Alyssa Paulikas #IotaSpotlight



This week's spotlight will be a little different. Living in a generation thriving on social media, it's easy to hide behind a polished presence. But as Alpha Delta Pi's, we hope to be catalysts for change. Our open motto, "We Live For Each Other," encompasses the bond shared between all of our sisters. We strive to present ourselves and our sisterhood for what it truly is. We can only hope that our efforts will expose our beloved sisterhood, presenting our chapter members as the authentic women that they are.


This week, Alyssa Paulikas takes the #IotaSpotlight. Not only is she a courageous woman, fighting a battle that no individual should ever have to face, but Alyssa was brave enough to share her story. Below, you can read her full testimony of her journey.



"My little brother Brandon had been getting sick frequently for a couple of weeks leading up to his diagnosis. One day, I got a text from my parents saying that they were taking him to the ER at Arnold Palmer Children’s Hospital. I left Tallahassee immediately and drove home.

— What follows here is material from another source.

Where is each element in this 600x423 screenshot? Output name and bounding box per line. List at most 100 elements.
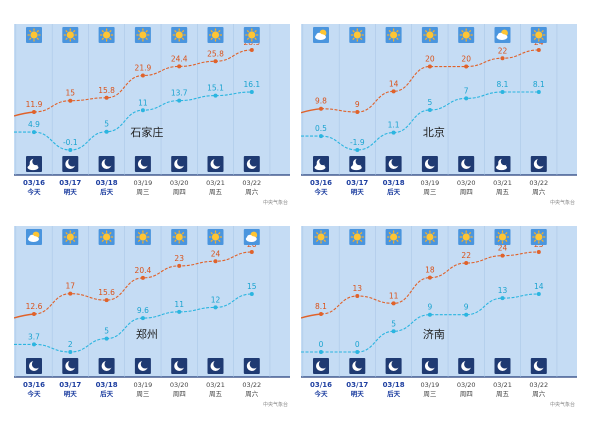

As soon as I got there and saw my dad, I knew something was not right. He told me that the doctors thought Brandon had cancer. He was eventually diagnosed with Acute Lymphocytic Leukemia or ALL for short. My family’s world was flipped upside down and we all knew our lives would never be the same.



Brandon spent months in and out of the hospital, sometimes staying as long as 3-4 weeks at a time. On top of the extensive chemotherapy, Brandon had procedure after procedure, surgeries, chest tubes, and much more. This will continue until the summer of 2020, if there are no complications like the ones he has already had. The past year has been spent in a tiny hospital room, multiple drives to and from Tallahassee, and emergency trips to the ER.


We are finally at a good place in Brandon’s treatment. One year and one month later, he is finally back at school and adjusting to some normalcy, while continuing treatment.


Ronald McDonald House Charities is an extremely important organization to me because they have personally touched my family. On the hospital's pediatric cancer floor, there is a Ronald McDonald family room. This is a place that families with children on the floor can enjoy meals together, play video and board game together, or just simply hangout. I have seen hundreds of families benefit from this time in the Ronald McDonald family room in the hospital. It helped keep a sense of normalcy in my family’s lives when we were spending multiple days at the hospital. When Brandon was up for it during his treatment, we would play board games and eat dinner together in the family room and just enjoy each other’s company.


When we first found out about Brandon, I wanted to transfer schools to be closer to him and my family. Being away from my family is the hardest thing, especially now. If it wasn’t for ADPi and the relationships I have with my sisters, I don’t think staying here would be worth it. It was my ADPi sisters who have helped me realize how important it is for me to still have a life while all of this is going on. It was my ADPi sisters who helped me stay enrolled at Florida State. When the days are just too tough being away, I can always count on my best friends to hold me while I cry, take trips to get ice cream, to study, go to the movies or do anything else to distract me from the reality that my brother couldn’t have a normal life that first year of treatment. Everyone around the house always asks how he is doing and that the prayers never stop for him or my family. It always puts the biggest smile on my face. Cancer is an extremely hard battle and I’m so fortunate that my family has the support of my chapter. I would not be who I am today without these girls. My family and I will be forever thankful that I have an amazing support system at ADPi."